Gelişmeler, terörün sona ermesi ve PKK'nın tasfiye edilmesi yönünde önemli bir dönüm noktasını işaret ediyor. Bese Hozat'ın açıklamaları ve Öcalan'ın mesajları, Kandil'in tutumunu ve PKK'nın geleceğini belirleyecek unsurlar arasında yer alıyor. Hakan Fidan'ın uyarıları ve Kandil'in tepkileri, bu sürecin nasıl şekilleneceği konusunda ipuçları sunuyor.
Öcalan'ın çağrısının amacına ulaşabilmesi için Kandil'in kongreyi toplayıp PKK'yı lağvetmesi gerekiyor. Eğer Kandil, 2014 sürecinde olduğu gibi Öcalan'ın çağrısını bir kez daha reddederse, yeni bir stratejiye geçilmesi gerekecek. Bu durum, kamuoyunun dikkatle izlediği bir süreç haline geldi.
Dışişleri Bakanı Hakan Fidan, Meclis'teki bütçe görüşmeleri sırasında DEM Partililere yönelik önemli bir tavsiyede bulundu. “2025’e giriyoruz, biraz rasyonelliğe, biraz sınıf atlamaya ve biraz update ihtiyacımız var” dedi. Bu sözler, siyasi çizgilerini gözden geçirmeleri gerektiğini vurguluyor. Fidan, süreçleri okuyamayanların geri kaldığını belirtti.
Bese Hozat ve Cemil Bayık'ın söyleşileri, PKK'nın mevcut durumunu ve stratejilerini sorgulamak için bir fırsat sunuyor. Hakan Fidan'ın bu uyarıları, PKK'nın geleceği açısından kritik bir öneme sahip. Süreçleri okuyamayanların, sadece silahlı güçlere odaklandığı görülüyor.
Bese Hozat, Öcalan ile ilgili değerlendirmesinde, “İmralı’da tecrit ve işkence koşulları devam ediyor” ifadesini kullanıyor. Öcalan’a sağlık ve güvenlik koşullarının sağlanmadığını savunuyor. Bu durum, iktidarın Öcalan'ın durumunu araçsallaştırmaya çalıştığını öne sürüyor.
Kandil'in bu yaklaşımı, Öcalan'ın çağrısına karşı bir duruş sergilediğini gösteriyor. Öcalan, sağlık durumunun kötü olduğunu belirtmiyor. Aksine, katkı yapmaya ehil olduğunu ifade ediyor. Bu çelişki, Kandil'in tutumunu sorgulatıyor.
Öcalan, 23 Kasım'da yeğeni ile görüşmesinde, “Koşullar oluşursa bu süreci çatışma ve şiddet zemininden hukuki ve siyasi zemine çekecek teorik ve pratik güce sahibim” dedi. Bu mesaj, PKK'nın geleceği açısından önemli bir dönüm noktası olarak değerlendiriliyor.
Öcalan, “Sayın Bahçeli’nin ve Sayın Erdoğan’ın güç verdiği yeni paradigmaya, ben de pozitif anlamda gerekli katkıyı sunacak ehil ve kararlılığa sahibim” diyerek, sürecin olumlu bir şekilde ilerlemesi için hazır olduğunu belirtiyor. Bu durum, Kandil'in tutumunu daha da karmaşık hale getiriyor.

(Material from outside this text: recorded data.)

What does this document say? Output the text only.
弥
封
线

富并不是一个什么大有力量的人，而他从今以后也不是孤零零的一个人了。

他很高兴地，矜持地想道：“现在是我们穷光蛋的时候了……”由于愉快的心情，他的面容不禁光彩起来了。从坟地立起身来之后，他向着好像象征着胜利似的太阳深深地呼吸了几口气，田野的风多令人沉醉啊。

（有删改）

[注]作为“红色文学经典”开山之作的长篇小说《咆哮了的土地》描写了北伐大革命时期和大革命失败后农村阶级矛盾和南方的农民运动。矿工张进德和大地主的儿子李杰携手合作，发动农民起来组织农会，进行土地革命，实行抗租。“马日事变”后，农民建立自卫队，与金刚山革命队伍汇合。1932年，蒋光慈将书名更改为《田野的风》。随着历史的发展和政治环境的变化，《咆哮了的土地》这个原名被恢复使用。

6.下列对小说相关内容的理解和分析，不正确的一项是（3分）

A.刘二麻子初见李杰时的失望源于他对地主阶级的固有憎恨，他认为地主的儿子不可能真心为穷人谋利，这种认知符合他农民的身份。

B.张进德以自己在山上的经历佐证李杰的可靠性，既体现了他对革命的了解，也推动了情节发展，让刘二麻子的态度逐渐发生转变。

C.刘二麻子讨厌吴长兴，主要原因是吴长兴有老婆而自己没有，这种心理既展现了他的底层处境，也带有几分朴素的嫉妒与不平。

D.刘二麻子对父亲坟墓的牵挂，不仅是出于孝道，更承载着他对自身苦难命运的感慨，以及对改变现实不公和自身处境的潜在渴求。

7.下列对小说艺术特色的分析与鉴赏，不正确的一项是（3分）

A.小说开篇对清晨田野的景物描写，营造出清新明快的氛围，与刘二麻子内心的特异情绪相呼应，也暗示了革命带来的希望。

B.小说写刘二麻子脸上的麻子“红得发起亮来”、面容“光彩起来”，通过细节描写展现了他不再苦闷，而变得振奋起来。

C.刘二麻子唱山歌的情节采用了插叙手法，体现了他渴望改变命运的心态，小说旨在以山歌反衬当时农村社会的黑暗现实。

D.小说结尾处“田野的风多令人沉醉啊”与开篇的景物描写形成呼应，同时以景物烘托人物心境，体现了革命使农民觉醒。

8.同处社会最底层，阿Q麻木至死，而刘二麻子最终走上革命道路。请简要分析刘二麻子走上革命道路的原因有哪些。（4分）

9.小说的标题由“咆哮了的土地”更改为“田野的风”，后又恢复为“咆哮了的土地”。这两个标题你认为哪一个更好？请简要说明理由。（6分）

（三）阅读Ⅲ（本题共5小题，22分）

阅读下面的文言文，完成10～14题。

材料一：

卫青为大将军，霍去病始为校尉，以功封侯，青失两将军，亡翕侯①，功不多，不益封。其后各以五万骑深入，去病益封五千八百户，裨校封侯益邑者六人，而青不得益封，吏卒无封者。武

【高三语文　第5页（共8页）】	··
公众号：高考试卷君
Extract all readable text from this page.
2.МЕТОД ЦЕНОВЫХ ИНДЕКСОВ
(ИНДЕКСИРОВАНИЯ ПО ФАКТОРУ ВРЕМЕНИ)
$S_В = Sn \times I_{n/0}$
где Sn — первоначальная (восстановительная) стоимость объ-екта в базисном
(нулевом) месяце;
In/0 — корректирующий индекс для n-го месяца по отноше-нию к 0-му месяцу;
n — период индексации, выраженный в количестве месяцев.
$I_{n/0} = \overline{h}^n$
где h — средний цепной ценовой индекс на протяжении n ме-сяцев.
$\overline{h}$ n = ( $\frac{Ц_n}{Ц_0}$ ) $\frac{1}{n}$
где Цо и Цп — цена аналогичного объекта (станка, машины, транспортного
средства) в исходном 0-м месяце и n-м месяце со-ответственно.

Bese Hozat, “Önder APO’nun elini güçlendirecek olan direniştir” diyerek, topyekûn bir direniş çağrısı yapıyor. Ancak bu durum, PKK'nın geleceği açısından riskler barındırıyor. Devletin Öcalan ile görüşmeye izin vermemesi, PKK'nın kayıplarını artırıyor.
Hozat’ın açıklamaları, Kandil'in durumu ve stratejileri hakkında önemli ipuçları sunuyor. Türkiye Cumhuriyeti, bu sorunu kökten çözmek için adımlar atıyor. Ancak Kandil, bu durumu görmezden geliyor.
İran ve Esed rejiminin sosyal medya üzerinden Suriye'yi mezhep savaşına sürükleme çabaları dikkat çekiyor. Bu durum, Türkiye'nin içini karıştırma amacı taşıyor. Gülben Ergen'in “Suriye’de Alevi katliamı var” tweeti, bu çabaların bir parçası olarak değerlendiriliyor.
İran'ın amacı, Suriye'de yeniden iç savaşın fitilini ateşlemek. Bu tür paylaşımlar, Türkiye'nin içindeki huzuru bozma potansiyeli taşıyor. Gülben Ergen'in bu duruma dikkat etmesi gerekiyor. Suriye, 13 yıllık iç savaşta çok büyük acılar yaşadı.